CHORA: Forms of Life
Elizabeth Burns Gamard

Abstract
The following essay on >chora< results from questions regarding an array of >dialectical< concerns pertaining to genesis and creation, substance and energy, inspiration and application, space and form, and—last but certainly not least—reason and intuition. Though one may perhaps argue the relevance of these concerns for the profession of architecture, individuals involved with architectural education ( >practices< unto themselves perhaps) would no doubt countenance the significance—and necessity—of an inquiry into the nature of the creative impulse. In the formulation and institutionalization of architectural education from the Enlightenment forward, the reigning pedagogical paradigm has been and continues to be the pursuit of a »Virgilean dream«.i2 Indeed, dreams of reason haunt the entirety of architecture's edifice, providing not only the foundation and structure for all inquiry, but prepossessing its image as well. But as Dante Alighieri counters, the simple-minded pursuit of reason, replete with self-reflexive, transparent logics and truth-claims, generates little substance and energy, casting no shadow on the threshold of life. While clearly indispensable in the formation of ideologies and clarity — and hence fundamental to academic pedagogy — reason's requisites and results only get us so far. In the Modern and Post-modern age, there have repeated attempts to find recourse to reason's dictates.

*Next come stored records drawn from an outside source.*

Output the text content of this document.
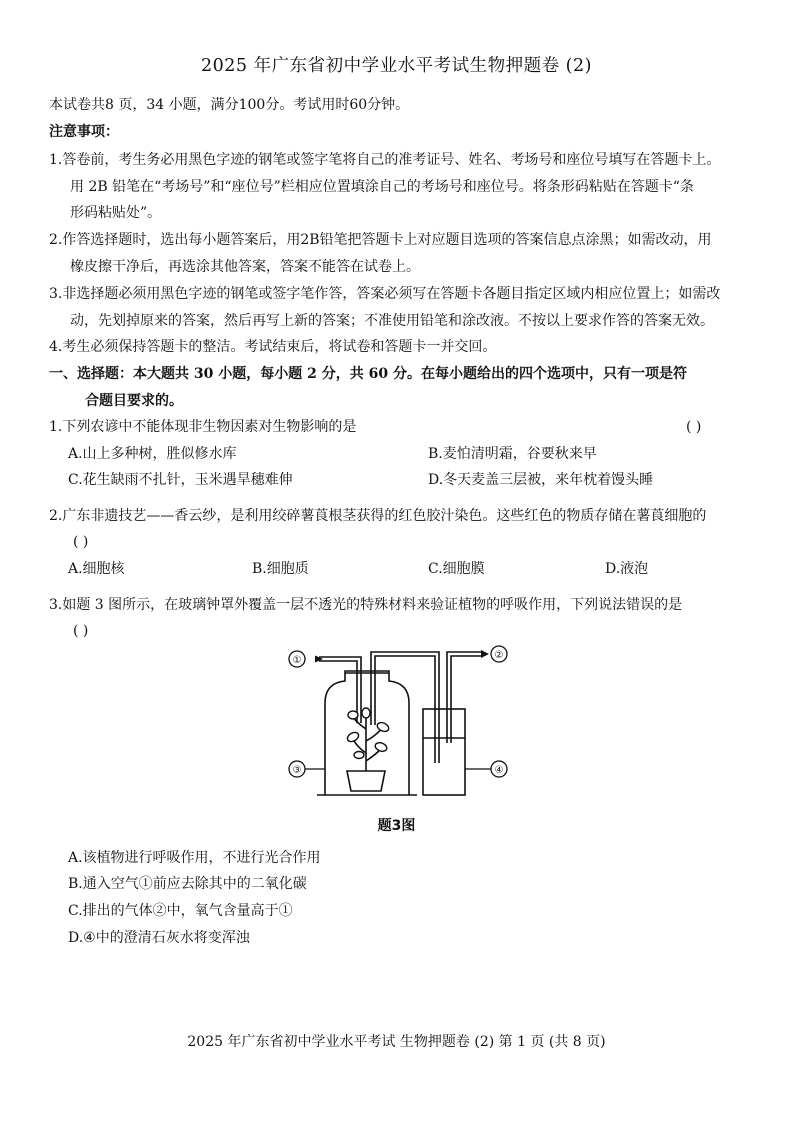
2025 年广东省初中学业水平考试生物押题卷 (2)
本试卷共8 页，34 小题，满分100分。考试用时60分钟。
注意事项：
1.答卷前，考生务必用黑色字迹的钢笔或签字笔将自己的准考证号、姓名、考场号和座位号填写在答题卡上。
用 2B 铅笔在“考场号”和“座位号”栏相应位置填涂自己的考场号和座位号。将条形码粘贴在答题卡“条
形码粘贴处”。
2.作答选择题时，选出每小题答案后，用2B铅笔把答题卡上对应题目选项的答案信息点涂黑；如需改动，用
橡皮擦干净后，再选涂其他答案，答案不能答在试卷上。
3.非选择题必须用黑色字迹的钢笔或签字笔作答，答案必须写在答题卡各题目指定区域内相应位置上；如需改
动，先划掉原来的答案，然后再写上新的答案；不准使用铅笔和涂改液。不按以上要求作答的答案无效。
4.考生必须保持答题卡的整洁。考试结束后，将试卷和答题卡一并交回。
一、选择题：本大题共 30 小题，每小题 2 分，共 60 分。在每小题给出的四个选项中，只有一项是符
合题目要求的。
1.下列农谚中不能体现非生物因素对生物影响的是	( )
A.山上多种树，胜似修水库	B.麦怕清明霜，谷要秋来早
C.花生缺雨不扎针，玉米遇旱穗难伸	D.冬天麦盖三层被，来年枕着馒头睡
2.广东非遗技艺——香云纱，是利用绞碎薯莨根茎获得的红色胶汁染色。这些红色的物质存储在薯莨细胞的
( )
A.细胞核	B.细胞质	C.细胞膜	D.液泡
3.如题 3 图所示，在玻璃钟罩外覆盖一层不透光的特殊材料来验证植物的呼吸作用，下列说法错误的是
( )
①	②
③	④
题3图
A.该植物进行呼吸作用，不进行光合作用
B.通入空气①前应去除其中的二氧化碳
C.排出的气体②中，氧气含量高于①
D.④中的澄清石灰水将变浑浊
2025 年广东省初中学业水平考试 生物押题卷 (2) 第 1 页 (共 8 页)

This has been the case not only in architectural education, but in intellectual endeavor as a whole. Spurred on by the increasing recognition of rationalism's excesses. Romanticism — in the guise of organicism, naturalism, intuitionism, surrealism and dada among other movements — has sought to remedy the problem, if only by introducing critical >antidotes< to what is perceived by many to be the tendency for reason to countervene >life.< ii This exegesis revisits many of these questions in kaleidoscopic fashion. It has been written as a series of loosely orchestrated 'movements' which, when gathered together, profess an intellectual journey not unlike Dante's, though lacking — unfortunately — the wondrous bounty of his poetic vision. I must leave that to the manifold and rich voices I have the pleasure to invoke.